Вскоре он уже тяжело дышит и взмок от пота. Во рту становится кисло от подступившей к горлу тошноты. Пот заливает ему глаза, а руки дрожат. Он просовывает снизу под ногу вторую полоску одеяла и пытается завязать ее концы спереди, но тут его пронзает сильнейшая боль. Самнер сдается, делает паузу, переводит дух, предпринимает вторую попытку и вновь терпит неудачу. Раскрыв рот в безмолвном крике, он со стоном валится на пол. Закрыв глаза, он выжидает, пока дыхание его не придет в норму. Стук сердца похож на тяжелую дверь, которую снова и снова кто-то с грохотом захлопывает вдали. Он ждет, и наконец резкая боль сменяется тупым нытьем. Он переворачивается на бок и смотрит на мальчика.
– Ты должен мне помочь, – говорит он.
Мальчик не отвечает. Черные мелкие мошки так и вьются вокруг его бровей и губ, но он не делает попытки отмахнуться от них или отогнать. Самнер показывает на свою ногу.
– Завяжи концы вместо меня, – говорит он. – Только не очень туго.
Мальчик встает, смотрит на рану и произносит несколько слов на хинди.
– Только не слишком туго, – повторяет Самнер.
Мальчик опускается на колени, берется за концы импровизированной повязки и начинает завязывать их на узел. Концы перебитой кости трутся друг о друга.
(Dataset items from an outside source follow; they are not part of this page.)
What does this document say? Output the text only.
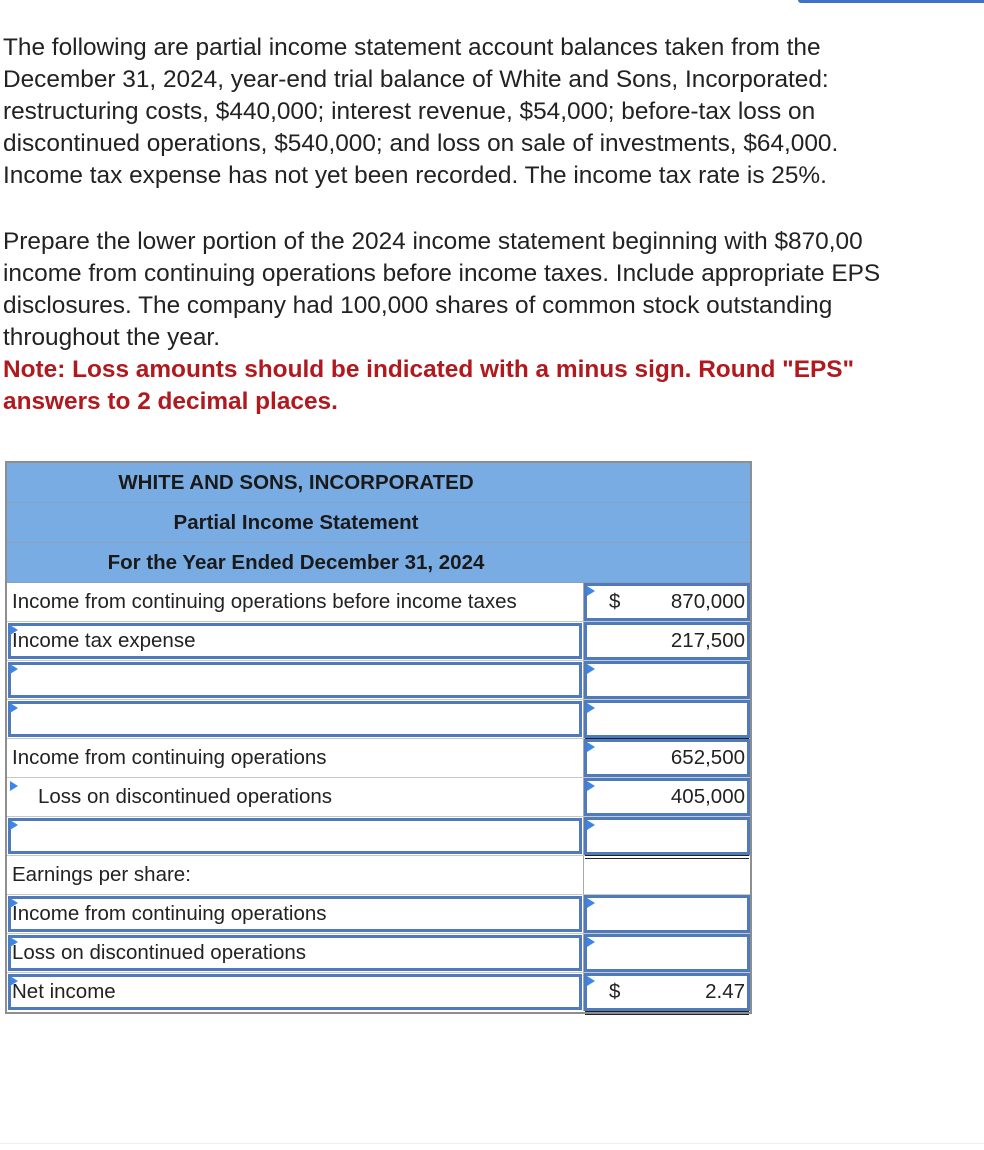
The following are partial income statement account balances taken from the
December 31, 2024, year-end trial balance of White and Sons, Incorporated:
restructuring costs, $440,000; interest revenue, $54,000; before-tax loss on
discontinued operations, $540,000; and loss on sale of investments, $64,000.
Income tax expense has not yet been recorded. The income tax rate is 25%.

Prepare the lower portion of the 2024 income statement beginning with $870,00
income from continuing operations before income taxes. Include appropriate EPS
disclosures. The company had 100,000 shares of common stock outstanding
throughout the year.
Note: Loss amounts should be indicated with a minus sign. Round "EPS"
answers to 2 decimal places.

WHITE AND SONS, INCORPORATED
Partial Income Statement
For the Year Ended December 31, 2024
Income from continuing operations before income taxes	$ 870,000
Income tax expense	217,500
Income from continuing operations	652,500
Loss on discontinued operations	405,000
Earnings per share:
Income from continuing operations
Loss on discontinued operations
Net income	$	2.47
Самнер кричит от боли. Мальчик замирает, но Самнер нетерпеливым жестом велит ему продолжать. Справившись с одним узлом, он завязывает второй и третий. Покончив с наложением шины, мальчуган отправляется к колодцу за домом, вновь наполняет кувшин водой и приносит его обратно. Самнер выпивает воду и проваливается в сон. Проснувшись, он обнаруживает, что мальчик лежит рядом с ним. От него пахнет сырыми опилками, а сам он не крупнее собаки; дышит он размеренно и неглубоко. В неосвещенной комнате тело его кажется всего лишь сгустком темноты. Стараясь не потревожить раненую ногу, Самнер протягивает руку и дотрагивается до мальчика со всей осторожностью, на какую он только способен. Он даже не знает, какой части ребенка касается. Что это, лопатка? Или бедро? Мальчик не шевелится и не просыпается.